When Subscriptions Make Sense
Convenience value is real for some people. If the main reason you don’t buy an annual supply is that you keep forgetting and running out — and that causes you to wear lenses past their recommended replacement date — then an autoship subscription that ensures a monthly supply arrives automatically has genuine health value, not just convenience value.
For simple, stable prescriptions: If you’ve worn the same daily contact lens for three years with no issues, brand-name autoship (not private label) at a 5% discount with free shipping is low-risk and genuinely convenient.
Not worth it: If your prescription is new, changing, or you’ve had lens comfort issues — get properly fitted with new lenses and stabilize before automating anything.

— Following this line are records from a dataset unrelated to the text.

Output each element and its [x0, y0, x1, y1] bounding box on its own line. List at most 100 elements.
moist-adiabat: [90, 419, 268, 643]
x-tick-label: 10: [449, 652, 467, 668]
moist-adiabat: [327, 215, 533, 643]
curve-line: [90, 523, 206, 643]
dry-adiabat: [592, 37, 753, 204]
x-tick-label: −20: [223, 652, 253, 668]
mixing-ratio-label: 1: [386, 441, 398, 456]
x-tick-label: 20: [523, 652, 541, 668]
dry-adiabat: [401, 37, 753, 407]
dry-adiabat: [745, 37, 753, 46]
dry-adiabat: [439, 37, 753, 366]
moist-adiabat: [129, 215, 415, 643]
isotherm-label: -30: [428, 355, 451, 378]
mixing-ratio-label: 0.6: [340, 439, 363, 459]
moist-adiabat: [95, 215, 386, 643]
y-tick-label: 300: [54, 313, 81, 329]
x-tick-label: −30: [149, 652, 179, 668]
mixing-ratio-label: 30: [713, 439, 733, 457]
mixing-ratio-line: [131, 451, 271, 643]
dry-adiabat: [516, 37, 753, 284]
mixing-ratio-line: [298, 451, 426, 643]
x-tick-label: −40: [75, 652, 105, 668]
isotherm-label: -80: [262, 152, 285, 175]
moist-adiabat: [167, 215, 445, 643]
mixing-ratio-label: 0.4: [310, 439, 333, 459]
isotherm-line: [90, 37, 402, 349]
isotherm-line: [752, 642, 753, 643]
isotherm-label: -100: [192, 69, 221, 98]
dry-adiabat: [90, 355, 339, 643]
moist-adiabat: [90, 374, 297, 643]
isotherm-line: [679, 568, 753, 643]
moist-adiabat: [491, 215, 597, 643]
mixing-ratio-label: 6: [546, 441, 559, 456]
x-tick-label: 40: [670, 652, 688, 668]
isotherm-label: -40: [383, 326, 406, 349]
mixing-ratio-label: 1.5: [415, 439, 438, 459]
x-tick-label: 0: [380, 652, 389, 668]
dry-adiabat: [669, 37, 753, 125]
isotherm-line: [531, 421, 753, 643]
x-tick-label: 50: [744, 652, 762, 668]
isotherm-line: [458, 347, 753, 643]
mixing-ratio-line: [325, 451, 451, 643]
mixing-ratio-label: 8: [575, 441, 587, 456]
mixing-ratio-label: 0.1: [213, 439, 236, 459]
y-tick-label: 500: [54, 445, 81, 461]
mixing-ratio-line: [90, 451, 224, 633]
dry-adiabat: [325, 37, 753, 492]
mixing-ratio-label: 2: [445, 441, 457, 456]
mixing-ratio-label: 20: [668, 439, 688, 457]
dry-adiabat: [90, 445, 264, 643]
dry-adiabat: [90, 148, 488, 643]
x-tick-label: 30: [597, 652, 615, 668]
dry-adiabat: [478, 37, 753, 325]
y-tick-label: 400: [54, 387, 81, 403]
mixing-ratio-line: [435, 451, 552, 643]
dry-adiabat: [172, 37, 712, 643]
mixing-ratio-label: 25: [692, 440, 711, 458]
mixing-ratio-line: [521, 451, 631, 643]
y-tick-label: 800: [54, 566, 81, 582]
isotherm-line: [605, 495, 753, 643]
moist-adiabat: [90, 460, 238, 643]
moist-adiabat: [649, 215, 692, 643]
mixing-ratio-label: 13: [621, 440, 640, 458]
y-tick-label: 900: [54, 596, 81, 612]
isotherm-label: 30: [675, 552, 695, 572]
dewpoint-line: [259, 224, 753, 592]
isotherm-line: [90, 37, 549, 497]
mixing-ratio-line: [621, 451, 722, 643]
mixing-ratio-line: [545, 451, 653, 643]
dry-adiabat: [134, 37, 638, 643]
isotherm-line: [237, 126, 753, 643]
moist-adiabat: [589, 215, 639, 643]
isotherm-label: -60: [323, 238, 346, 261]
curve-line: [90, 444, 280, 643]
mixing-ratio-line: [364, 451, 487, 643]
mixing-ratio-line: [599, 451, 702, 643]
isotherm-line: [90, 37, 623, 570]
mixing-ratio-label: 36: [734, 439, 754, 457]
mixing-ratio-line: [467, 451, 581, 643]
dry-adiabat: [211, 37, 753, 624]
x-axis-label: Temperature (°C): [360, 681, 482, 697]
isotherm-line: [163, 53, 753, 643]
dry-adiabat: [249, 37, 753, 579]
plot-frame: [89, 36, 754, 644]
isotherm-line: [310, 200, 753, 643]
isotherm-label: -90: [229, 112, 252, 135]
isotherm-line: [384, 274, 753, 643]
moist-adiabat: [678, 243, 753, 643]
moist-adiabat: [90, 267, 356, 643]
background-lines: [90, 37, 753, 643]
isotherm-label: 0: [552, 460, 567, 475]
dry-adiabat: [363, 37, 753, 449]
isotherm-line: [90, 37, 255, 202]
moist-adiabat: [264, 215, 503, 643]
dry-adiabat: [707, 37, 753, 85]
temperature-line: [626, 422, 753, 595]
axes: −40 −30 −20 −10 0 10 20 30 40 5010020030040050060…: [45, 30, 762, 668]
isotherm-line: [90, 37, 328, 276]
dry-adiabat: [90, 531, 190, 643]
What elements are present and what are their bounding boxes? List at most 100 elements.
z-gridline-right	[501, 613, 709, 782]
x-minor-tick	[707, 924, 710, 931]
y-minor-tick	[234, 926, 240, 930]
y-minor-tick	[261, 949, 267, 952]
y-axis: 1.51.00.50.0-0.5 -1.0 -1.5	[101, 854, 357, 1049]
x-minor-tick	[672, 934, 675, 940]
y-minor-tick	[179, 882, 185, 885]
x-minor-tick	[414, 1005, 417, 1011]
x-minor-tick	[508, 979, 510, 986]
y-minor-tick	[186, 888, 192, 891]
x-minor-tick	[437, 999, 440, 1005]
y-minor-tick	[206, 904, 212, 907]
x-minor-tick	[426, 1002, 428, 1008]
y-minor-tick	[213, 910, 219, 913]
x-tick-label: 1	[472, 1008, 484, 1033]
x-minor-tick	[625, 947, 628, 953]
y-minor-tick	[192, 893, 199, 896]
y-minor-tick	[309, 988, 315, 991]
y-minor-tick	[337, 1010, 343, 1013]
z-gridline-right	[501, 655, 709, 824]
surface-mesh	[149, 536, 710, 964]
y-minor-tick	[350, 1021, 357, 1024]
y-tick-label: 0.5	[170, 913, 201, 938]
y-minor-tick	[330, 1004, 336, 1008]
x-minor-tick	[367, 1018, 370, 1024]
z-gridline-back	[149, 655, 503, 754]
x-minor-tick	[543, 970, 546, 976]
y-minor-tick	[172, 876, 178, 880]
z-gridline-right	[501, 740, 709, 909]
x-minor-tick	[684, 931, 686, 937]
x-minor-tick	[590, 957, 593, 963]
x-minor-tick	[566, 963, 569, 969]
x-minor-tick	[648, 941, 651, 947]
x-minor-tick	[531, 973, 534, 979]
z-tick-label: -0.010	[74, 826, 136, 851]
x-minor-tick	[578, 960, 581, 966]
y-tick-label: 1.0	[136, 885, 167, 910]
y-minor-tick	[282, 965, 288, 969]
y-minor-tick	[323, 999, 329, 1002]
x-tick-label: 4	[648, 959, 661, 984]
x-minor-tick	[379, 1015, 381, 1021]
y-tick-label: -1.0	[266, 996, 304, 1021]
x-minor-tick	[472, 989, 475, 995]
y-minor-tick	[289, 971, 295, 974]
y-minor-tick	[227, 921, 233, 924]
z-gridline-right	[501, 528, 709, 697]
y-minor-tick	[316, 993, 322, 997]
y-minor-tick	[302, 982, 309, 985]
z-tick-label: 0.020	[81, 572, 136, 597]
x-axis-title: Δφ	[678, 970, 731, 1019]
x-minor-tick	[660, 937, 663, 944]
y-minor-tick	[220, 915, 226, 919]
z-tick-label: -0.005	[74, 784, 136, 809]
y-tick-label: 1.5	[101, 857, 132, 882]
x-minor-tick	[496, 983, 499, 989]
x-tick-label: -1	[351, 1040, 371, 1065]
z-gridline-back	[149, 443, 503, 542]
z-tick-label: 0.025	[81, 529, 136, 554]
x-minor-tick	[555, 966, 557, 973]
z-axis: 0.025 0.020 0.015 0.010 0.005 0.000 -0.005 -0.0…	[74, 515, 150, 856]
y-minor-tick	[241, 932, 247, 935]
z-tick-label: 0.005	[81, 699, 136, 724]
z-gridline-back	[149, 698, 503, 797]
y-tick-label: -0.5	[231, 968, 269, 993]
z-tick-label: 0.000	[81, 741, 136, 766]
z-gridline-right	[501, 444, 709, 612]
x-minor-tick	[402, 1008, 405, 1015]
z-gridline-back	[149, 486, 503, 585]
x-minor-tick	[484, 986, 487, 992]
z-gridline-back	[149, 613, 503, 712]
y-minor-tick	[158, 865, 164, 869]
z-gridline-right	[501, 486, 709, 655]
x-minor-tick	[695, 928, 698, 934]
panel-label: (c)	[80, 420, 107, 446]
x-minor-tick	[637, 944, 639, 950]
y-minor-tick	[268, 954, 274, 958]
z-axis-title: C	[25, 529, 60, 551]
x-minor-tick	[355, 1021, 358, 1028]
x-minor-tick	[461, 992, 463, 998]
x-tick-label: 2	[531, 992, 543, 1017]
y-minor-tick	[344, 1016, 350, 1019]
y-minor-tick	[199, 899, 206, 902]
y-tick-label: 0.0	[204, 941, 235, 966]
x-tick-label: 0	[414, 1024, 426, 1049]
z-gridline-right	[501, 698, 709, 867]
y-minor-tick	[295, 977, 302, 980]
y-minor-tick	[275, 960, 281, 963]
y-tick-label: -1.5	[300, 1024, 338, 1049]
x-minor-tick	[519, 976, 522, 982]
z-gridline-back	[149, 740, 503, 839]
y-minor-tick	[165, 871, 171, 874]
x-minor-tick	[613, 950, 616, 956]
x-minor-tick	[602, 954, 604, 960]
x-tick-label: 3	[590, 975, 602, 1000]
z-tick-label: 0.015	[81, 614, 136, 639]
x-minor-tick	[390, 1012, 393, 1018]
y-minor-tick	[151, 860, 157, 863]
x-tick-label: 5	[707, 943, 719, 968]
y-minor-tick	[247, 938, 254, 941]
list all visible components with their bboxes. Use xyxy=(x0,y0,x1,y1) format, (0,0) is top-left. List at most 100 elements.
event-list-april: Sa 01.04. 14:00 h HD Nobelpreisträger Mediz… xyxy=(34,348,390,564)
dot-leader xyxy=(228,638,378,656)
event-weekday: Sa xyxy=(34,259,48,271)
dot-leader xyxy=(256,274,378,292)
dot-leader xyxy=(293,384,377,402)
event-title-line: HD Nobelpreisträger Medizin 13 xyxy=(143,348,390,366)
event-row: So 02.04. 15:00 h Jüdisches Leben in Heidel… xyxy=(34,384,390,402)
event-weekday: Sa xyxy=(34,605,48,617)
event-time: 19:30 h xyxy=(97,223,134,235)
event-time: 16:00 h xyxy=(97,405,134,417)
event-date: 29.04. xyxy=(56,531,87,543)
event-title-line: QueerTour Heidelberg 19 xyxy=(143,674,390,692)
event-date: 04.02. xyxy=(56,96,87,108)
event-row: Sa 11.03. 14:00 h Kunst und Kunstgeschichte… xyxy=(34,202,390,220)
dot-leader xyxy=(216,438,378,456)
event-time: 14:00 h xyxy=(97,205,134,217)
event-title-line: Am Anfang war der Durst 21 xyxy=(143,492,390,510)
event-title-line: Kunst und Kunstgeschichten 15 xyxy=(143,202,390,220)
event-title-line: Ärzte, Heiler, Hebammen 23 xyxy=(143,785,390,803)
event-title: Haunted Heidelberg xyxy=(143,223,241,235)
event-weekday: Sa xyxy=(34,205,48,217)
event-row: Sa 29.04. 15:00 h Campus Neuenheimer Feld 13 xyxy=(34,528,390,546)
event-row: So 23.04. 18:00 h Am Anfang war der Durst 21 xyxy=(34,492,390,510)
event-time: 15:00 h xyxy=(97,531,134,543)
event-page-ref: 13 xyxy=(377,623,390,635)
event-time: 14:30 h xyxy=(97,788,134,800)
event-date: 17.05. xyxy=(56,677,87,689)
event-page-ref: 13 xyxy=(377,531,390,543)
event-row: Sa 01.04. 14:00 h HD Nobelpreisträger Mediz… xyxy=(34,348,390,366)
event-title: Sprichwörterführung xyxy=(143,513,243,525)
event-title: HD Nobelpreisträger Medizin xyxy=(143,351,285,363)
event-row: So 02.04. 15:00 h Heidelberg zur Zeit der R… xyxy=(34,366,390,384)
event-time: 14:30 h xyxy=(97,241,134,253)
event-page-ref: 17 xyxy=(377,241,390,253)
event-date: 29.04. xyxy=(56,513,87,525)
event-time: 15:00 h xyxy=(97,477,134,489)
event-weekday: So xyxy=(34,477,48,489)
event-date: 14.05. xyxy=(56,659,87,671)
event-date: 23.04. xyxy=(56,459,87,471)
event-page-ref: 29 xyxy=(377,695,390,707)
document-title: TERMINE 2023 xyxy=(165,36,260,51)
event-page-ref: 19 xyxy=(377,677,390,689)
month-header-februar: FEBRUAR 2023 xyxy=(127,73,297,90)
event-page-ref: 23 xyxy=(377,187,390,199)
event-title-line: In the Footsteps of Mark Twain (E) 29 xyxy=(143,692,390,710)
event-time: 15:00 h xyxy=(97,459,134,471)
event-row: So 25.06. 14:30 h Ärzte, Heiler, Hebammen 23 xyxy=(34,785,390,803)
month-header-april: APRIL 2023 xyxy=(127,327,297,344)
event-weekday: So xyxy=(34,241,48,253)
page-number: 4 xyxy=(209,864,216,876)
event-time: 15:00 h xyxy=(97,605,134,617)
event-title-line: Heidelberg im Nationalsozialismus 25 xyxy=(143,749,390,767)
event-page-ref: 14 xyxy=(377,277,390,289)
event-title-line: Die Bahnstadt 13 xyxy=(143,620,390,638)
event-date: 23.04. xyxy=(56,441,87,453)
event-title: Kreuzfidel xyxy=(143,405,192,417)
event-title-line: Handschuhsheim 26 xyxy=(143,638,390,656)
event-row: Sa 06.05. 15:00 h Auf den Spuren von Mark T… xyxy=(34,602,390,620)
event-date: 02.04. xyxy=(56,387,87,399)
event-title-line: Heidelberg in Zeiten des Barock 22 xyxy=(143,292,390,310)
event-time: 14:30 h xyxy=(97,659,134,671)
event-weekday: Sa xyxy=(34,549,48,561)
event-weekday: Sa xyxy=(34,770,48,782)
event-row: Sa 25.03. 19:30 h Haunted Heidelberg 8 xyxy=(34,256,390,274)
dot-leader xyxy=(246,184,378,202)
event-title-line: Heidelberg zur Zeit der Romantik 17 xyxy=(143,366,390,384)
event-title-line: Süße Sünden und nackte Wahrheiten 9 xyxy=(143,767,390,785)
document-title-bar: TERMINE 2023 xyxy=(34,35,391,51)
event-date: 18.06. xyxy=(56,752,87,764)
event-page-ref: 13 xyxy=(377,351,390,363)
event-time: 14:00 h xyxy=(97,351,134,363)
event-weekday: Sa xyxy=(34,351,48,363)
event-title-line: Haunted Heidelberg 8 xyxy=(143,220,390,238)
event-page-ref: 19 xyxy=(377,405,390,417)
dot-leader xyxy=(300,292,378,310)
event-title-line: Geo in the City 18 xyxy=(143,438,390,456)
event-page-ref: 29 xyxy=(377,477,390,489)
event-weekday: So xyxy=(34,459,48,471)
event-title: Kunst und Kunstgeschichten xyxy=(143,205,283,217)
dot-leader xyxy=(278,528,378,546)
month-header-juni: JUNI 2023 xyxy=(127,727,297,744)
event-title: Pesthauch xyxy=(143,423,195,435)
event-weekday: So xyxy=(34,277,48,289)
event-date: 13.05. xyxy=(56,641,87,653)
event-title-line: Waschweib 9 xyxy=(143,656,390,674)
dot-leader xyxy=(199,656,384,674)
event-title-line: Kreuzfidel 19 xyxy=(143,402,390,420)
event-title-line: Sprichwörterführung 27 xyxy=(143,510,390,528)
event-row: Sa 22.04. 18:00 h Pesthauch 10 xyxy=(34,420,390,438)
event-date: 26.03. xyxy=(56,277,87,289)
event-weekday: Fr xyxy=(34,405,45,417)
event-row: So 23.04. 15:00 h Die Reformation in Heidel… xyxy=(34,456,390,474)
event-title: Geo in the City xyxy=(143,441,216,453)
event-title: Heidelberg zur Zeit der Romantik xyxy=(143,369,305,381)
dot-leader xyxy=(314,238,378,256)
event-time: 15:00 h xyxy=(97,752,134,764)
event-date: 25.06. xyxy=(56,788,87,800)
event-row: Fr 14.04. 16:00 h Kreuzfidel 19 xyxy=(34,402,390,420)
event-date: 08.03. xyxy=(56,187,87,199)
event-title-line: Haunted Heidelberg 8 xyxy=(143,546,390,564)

Never wear contact lenses past their recommended replacement schedule to save money. The cost of a corneal infection (keratitis) treated in an emergency department runs $500–$2,000 and can cause permanent vision damage. Daily disposables are daily disposables — wearing them two days costs $0 in additional lenses but creates real infection risk. Monthly lenses reworn for six weeks save $8–$12 in lenses and create measurable corneal hypoxia risk. The math doesn’t work in favor of extended wear.
Bottom Line
For most contact lens wearers, buying a name-brand annual supply from an authorized US retailer and filing the manufacturer rebate is cheaper than subscription services — and uses the exact lens your doctor prescribed. Autoship services from 1-800-Contacts or Clearly add convenience for a small premium without the substitution risk of private-label services like Hubble. Remote prescription renewal services are a stopgap, not a replacement for annual clinical care.